Consider also Emma Brocke’s “missed opportunity counterfactual” in the title of her Guardian essay“We should have been ready for it, but the spectacle at the Capitol came as a shock.”  As she hypothesizes, “It can’t happen here” is a phrase that, even as it was used in conjunction with darker warnings about Trump, betrayed a bedrock faith in American democracy that overlooks its savage foundations. The white supremacist project…should at least have raised as a possibility a white mob storming the government at the behest of a racist president.  

Still other commentators have used “substitution counterfactuals” to point out that if the rioters had been people of color, the response would have been very different.  As The Philadelphia Inquirer’s Jenice Armstrong wrote: “Had they been Black, blood would have flowed down those white steps. Authorities would have tear-gassed dissenters in droves. They would have been shot with rubber bullets before they even made it inside one of the nation’s most important buildings. African Americans would have been rounded up and taken away by the busloads, like they were last summer during Black Lives Matter protests.”  

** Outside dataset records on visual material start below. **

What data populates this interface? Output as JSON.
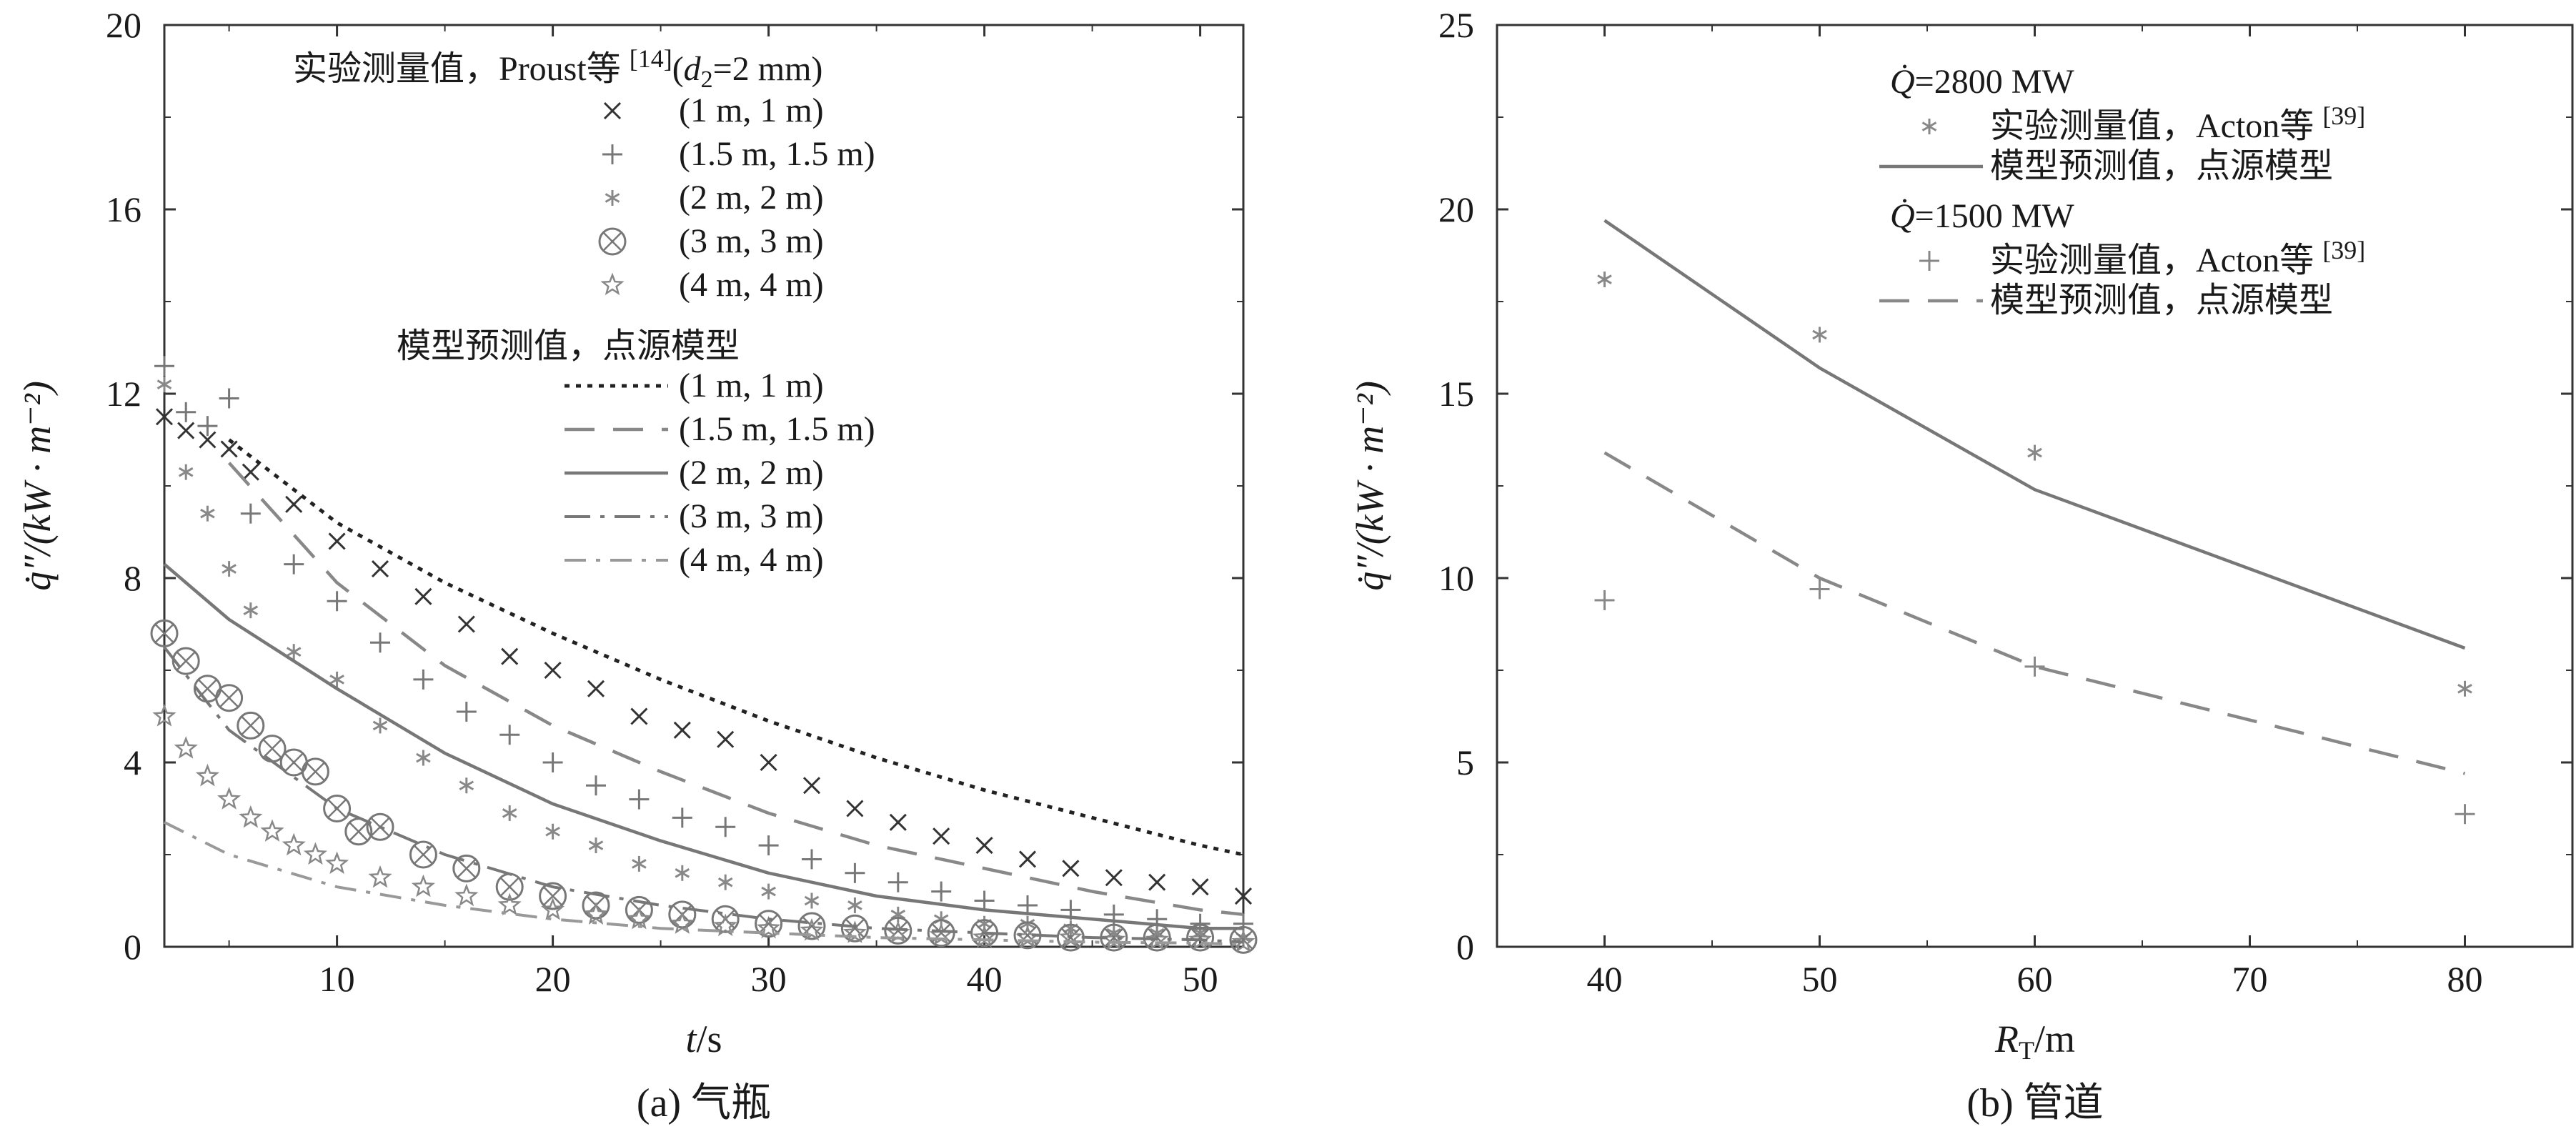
{
  "chart_data": [
    {
      "type": "line",
      "panel": "a",
      "caption": "(a) 气瓶",
      "xlabel": "t/s",
      "ylabel": "q̇″/(kW · m⁻²)",
      "xlim": [
        2,
        52
      ],
      "ylim": [
        0,
        20
      ],
      "xticks": [
        10,
        20,
        30,
        40,
        50
      ],
      "yticks": [
        0,
        4,
        8,
        12,
        16,
        20
      ],
      "legend_header_exp": "实验测量值，Proust等 [14](d₂=2 mm)",
      "legend_header_model": "模型预测值，点源模型",
      "series": [
        {
          "name": "(1 m, 1 m)",
          "kind": "experiment",
          "marker": "x",
          "color": "#333333",
          "x": [
            2,
            3,
            4,
            5,
            6,
            8,
            10,
            12,
            14,
            16,
            18,
            20,
            22,
            24,
            26,
            28,
            30,
            32,
            34,
            36,
            38,
            40,
            42,
            44,
            46,
            48,
            50,
            52
          ],
          "y": [
            11.5,
            11.2,
            11.0,
            10.8,
            10.3,
            9.6,
            8.8,
            8.2,
            7.6,
            7.0,
            6.3,
            6.0,
            5.6,
            5.0,
            4.7,
            4.5,
            4.0,
            3.5,
            3.0,
            2.7,
            2.4,
            2.2,
            1.9,
            1.7,
            1.5,
            1.4,
            1.3,
            1.1
          ]
        },
        {
          "name": "(1.5 m, 1.5 m)",
          "kind": "experiment",
          "marker": "plus",
          "color": "#777777",
          "x": [
            2,
            3,
            4,
            5,
            6,
            8,
            10,
            12,
            14,
            16,
            18,
            20,
            22,
            24,
            26,
            28,
            30,
            32,
            34,
            36,
            38,
            40,
            42,
            44,
            46,
            48,
            50,
            52
          ],
          "y": [
            12.6,
            11.6,
            11.3,
            11.9,
            9.4,
            8.3,
            7.5,
            6.6,
            5.8,
            5.1,
            4.6,
            4.0,
            3.5,
            3.2,
            2.8,
            2.6,
            2.2,
            1.9,
            1.6,
            1.4,
            1.2,
            1.0,
            0.9,
            0.8,
            0.7,
            0.6,
            0.5,
            0.5
          ]
        },
        {
          "name": "(2 m, 2 m)",
          "kind": "experiment",
          "marker": "asterisk",
          "color": "#888888",
          "x": [
            2,
            3,
            4,
            5,
            6,
            8,
            10,
            12,
            14,
            16,
            18,
            20,
            22,
            24,
            26,
            28,
            30,
            32,
            34,
            36,
            38,
            40,
            42,
            44,
            46,
            48,
            50,
            52
          ],
          "y": [
            12.2,
            10.3,
            9.4,
            8.2,
            7.3,
            6.4,
            5.8,
            4.8,
            4.1,
            3.5,
            2.9,
            2.5,
            2.2,
            1.8,
            1.6,
            1.4,
            1.2,
            1.0,
            0.9,
            0.7,
            0.6,
            0.5,
            0.5,
            0.4,
            0.3,
            0.3,
            0.3,
            0.2
          ]
        },
        {
          "name": "(3 m, 3 m)",
          "kind": "experiment",
          "marker": "otimes",
          "color": "#777777",
          "x": [
            2,
            3,
            4,
            5,
            6,
            7,
            8,
            9,
            10,
            11,
            12,
            14,
            16,
            18,
            20,
            22,
            24,
            26,
            28,
            30,
            32,
            34,
            36,
            38,
            40,
            42,
            44,
            46,
            48,
            50,
            52
          ],
          "y": [
            6.8,
            6.2,
            5.6,
            5.4,
            4.8,
            4.3,
            4.0,
            3.8,
            3.0,
            2.5,
            2.6,
            2.0,
            1.7,
            1.3,
            1.1,
            0.9,
            0.8,
            0.7,
            0.6,
            0.5,
            0.45,
            0.4,
            0.35,
            0.3,
            0.3,
            0.25,
            0.2,
            0.2,
            0.2,
            0.2,
            0.15
          ]
        },
        {
          "name": "(4 m, 4 m)",
          "kind": "experiment",
          "marker": "star",
          "color": "#888888",
          "x": [
            2,
            3,
            4,
            5,
            6,
            7,
            8,
            9,
            10,
            12,
            14,
            16,
            18,
            20,
            22,
            24,
            26,
            28,
            30,
            32,
            34,
            36,
            38,
            40,
            42,
            44,
            46,
            48,
            50,
            52
          ],
          "y": [
            5.0,
            4.3,
            3.7,
            3.2,
            2.8,
            2.5,
            2.2,
            2.0,
            1.8,
            1.5,
            1.3,
            1.1,
            0.9,
            0.8,
            0.7,
            0.6,
            0.5,
            0.45,
            0.4,
            0.35,
            0.3,
            0.3,
            0.25,
            0.2,
            0.2,
            0.2,
            0.15,
            0.15,
            0.15,
            0.1
          ]
        },
        {
          "name": "(1 m, 1 m)",
          "kind": "model",
          "dash": "short-dot",
          "color": "#222222",
          "x": [
            5,
            10,
            15,
            20,
            25,
            30,
            35,
            40,
            45,
            50,
            52
          ],
          "y": [
            11.0,
            9.2,
            7.9,
            6.8,
            5.8,
            4.9,
            4.1,
            3.4,
            2.8,
            2.2,
            2.0
          ]
        },
        {
          "name": "(1.5 m, 1.5 m)",
          "kind": "model",
          "dash": "long-dash",
          "color": "#888888",
          "x": [
            5,
            10,
            15,
            20,
            25,
            30,
            35,
            40,
            45,
            50,
            52
          ],
          "y": [
            10.5,
            7.9,
            6.1,
            4.8,
            3.8,
            2.9,
            2.2,
            1.7,
            1.2,
            0.8,
            0.7
          ]
        },
        {
          "name": "(2 m, 2 m)",
          "kind": "model",
          "dash": "solid",
          "color": "#777777",
          "x": [
            2,
            5,
            10,
            15,
            20,
            25,
            30,
            35,
            40,
            45,
            50,
            52
          ],
          "y": [
            8.3,
            7.1,
            5.6,
            4.2,
            3.1,
            2.3,
            1.6,
            1.1,
            0.8,
            0.6,
            0.4,
            0.4
          ]
        },
        {
          "name": "(3 m, 3 m)",
          "kind": "model",
          "dash": "dash-dot",
          "color": "#777777",
          "x": [
            2,
            5,
            10,
            15,
            20,
            25,
            30,
            35,
            40,
            45,
            50,
            52
          ],
          "y": [
            6.5,
            4.7,
            3.0,
            2.0,
            1.3,
            0.9,
            0.6,
            0.4,
            0.3,
            0.2,
            0.15,
            0.1
          ]
        },
        {
          "name": "(4 m, 4 m)",
          "kind": "model",
          "dash": "dash-dot-light",
          "color": "#999999",
          "x": [
            2,
            5,
            10,
            15,
            20,
            25,
            30,
            35,
            40,
            45,
            50,
            52
          ],
          "y": [
            2.7,
            2.0,
            1.3,
            0.9,
            0.6,
            0.4,
            0.3,
            0.2,
            0.15,
            0.1,
            0.08,
            0.05
          ]
        }
      ]
    },
    {
      "type": "line",
      "panel": "b",
      "caption": "(b) 管道",
      "xlabel": "R_T/m",
      "ylabel": "q̇″/(kW · m⁻²)",
      "xlim": [
        35,
        85
      ],
      "ylim": [
        0,
        25
      ],
      "xticks": [
        40,
        50,
        60,
        70,
        80
      ],
      "yticks": [
        0,
        5,
        10,
        15,
        20,
        25
      ],
      "legend_header_2800": "Q̇=2800 MW",
      "legend_header_1500": "Q̇=1500 MW",
      "series": [
        {
          "name": "实验测量值，Acton等 [39]",
          "group": "2800",
          "kind": "experiment",
          "marker": "asterisk",
          "color": "#888888",
          "x": [
            40,
            50,
            60,
            80
          ],
          "y": [
            18.1,
            16.6,
            13.4,
            7.0
          ]
        },
        {
          "name": "模型预测值，点源模型",
          "group": "2800",
          "kind": "model",
          "dash": "solid",
          "color": "#777777",
          "x": [
            40,
            50,
            60,
            80
          ],
          "y": [
            19.7,
            15.7,
            12.4,
            8.1
          ]
        },
        {
          "name": "实验测量值，Acton等 [39]",
          "group": "1500",
          "kind": "experiment",
          "marker": "plus",
          "color": "#888888",
          "x": [
            40,
            50,
            60,
            80
          ],
          "y": [
            9.4,
            9.7,
            7.6,
            3.6
          ]
        },
        {
          "name": "模型预测值，点源模型",
          "group": "1500",
          "kind": "model",
          "dash": "long-dash",
          "color": "#888888",
          "x": [
            40,
            50,
            60,
            80
          ],
          "y": [
            13.4,
            10.0,
            7.6,
            4.7
          ]
        }
      ]
    }
  ]
}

Someone could easily write a more thorough analysis of the great many “what ifs” that have been posed in the wake of January 6th.  (I’d do it myself if I weren’t in the midst of researching the countless counterfactuals that were floated about World War I, both during and after the conflict).  

But the main point should be clear: we can only make sense of what happened in the past by being aware of what might have happened.